Mustervertrag GmbH

Mustervertrag GmbH

Anders als bei einem Einzelunternehmen, ist es doch so, dass eine GmbH meist von mehreren Personen gegründet wird. Deshalb ist hier auch ein Mustervertrag erforderlich, der die „Zusammenarbeit“ und die Rechten und Pflichten des einzelnen regelt.

Die Vorlage für diese Musterverträge sollten deshalb immer auch von einem Notar oder Anwalt überprüft und beglaubigt werden. Fehler in so einem Vertrag können entweder erhebliche Probleme für das Unternehmen oder eben die jeweiligen Beteiligten bedeuten, deshalb ist dieser Schritt in der Gründung einer der wichtigsten.  

Der Vertrag für eine GmbH regelt die Interessen der Vertragsparteien, wobei grundsätzlich die Sicherung und Wahrung der Interessen der Gesellschaft im Vordergrund stehen. Die Gründung und Führung einer GmbH bedarf des Eintrages in das Handelsregister, worin auch die Benennung eines oder mehrerer Geschäftsführer enthalten ist.

Der Vertrag einer Gesellschaft mit beschränkter Haftung enthält Firma und Sitz des Unternehmens, das Geschäftsjahr sowie den Zweck. Hierbei wird nicht nur die Branche und die Geschäftsform benannt, sondern zudem Regelungen zur Errichtung von Niederlassungen im In- und Ausland sowie die Beteiligung an Tochtergesellschaften oder ähnlichen Unternehmen fixiert.

Das Stammkapital wird festgesetzt und durch einen Gesellschafter oder durch Stammeinlagen mehrerer Gesellschafter getragen, die durch Name und Summe erfasst werden.

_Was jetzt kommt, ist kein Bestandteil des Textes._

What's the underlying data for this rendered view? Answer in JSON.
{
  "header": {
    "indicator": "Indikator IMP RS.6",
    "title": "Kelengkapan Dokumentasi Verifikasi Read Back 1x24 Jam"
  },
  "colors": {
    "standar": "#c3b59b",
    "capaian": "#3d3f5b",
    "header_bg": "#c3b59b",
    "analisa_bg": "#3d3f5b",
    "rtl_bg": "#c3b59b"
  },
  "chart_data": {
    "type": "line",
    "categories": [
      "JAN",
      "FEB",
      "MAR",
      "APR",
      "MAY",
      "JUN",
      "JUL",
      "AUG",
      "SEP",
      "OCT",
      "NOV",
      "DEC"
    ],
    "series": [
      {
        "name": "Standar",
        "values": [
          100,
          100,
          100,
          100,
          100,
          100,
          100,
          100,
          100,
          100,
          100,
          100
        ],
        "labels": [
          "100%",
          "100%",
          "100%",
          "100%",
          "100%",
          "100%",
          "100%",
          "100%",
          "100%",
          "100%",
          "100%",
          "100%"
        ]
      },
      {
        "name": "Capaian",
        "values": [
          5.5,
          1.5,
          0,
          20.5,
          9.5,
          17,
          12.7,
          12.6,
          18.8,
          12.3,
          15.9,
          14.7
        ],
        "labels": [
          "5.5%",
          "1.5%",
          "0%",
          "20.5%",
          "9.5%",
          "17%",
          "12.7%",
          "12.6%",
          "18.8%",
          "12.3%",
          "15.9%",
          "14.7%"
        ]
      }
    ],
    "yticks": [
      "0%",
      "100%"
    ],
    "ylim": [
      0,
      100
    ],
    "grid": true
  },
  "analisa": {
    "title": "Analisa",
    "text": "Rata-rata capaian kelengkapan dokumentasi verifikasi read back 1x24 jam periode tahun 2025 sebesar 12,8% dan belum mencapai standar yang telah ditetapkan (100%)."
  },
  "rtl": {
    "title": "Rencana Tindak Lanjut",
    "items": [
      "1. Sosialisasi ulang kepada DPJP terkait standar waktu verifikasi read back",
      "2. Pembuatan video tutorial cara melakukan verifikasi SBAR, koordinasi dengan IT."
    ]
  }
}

Die Geschäftsführung und Vertretung unterliegt einem oder mehreren Geschäftsführern, die ihre Arbeitskraft ausschließlich der Gesellschaft zur Verfügung stellen.

Die Vertragsdauer und Kündigungsmodalitäten des Geschäftsführers benennen den Zeitraum und die Bedingungen seiner Beschäftigung, die Summe seiner Vergütung sowie die Bedingungen seiner Kündigung. Die Rechte zur Abbestellung des Geschäftsführers durch die Gesellschaft werden ebenfalls fixiert.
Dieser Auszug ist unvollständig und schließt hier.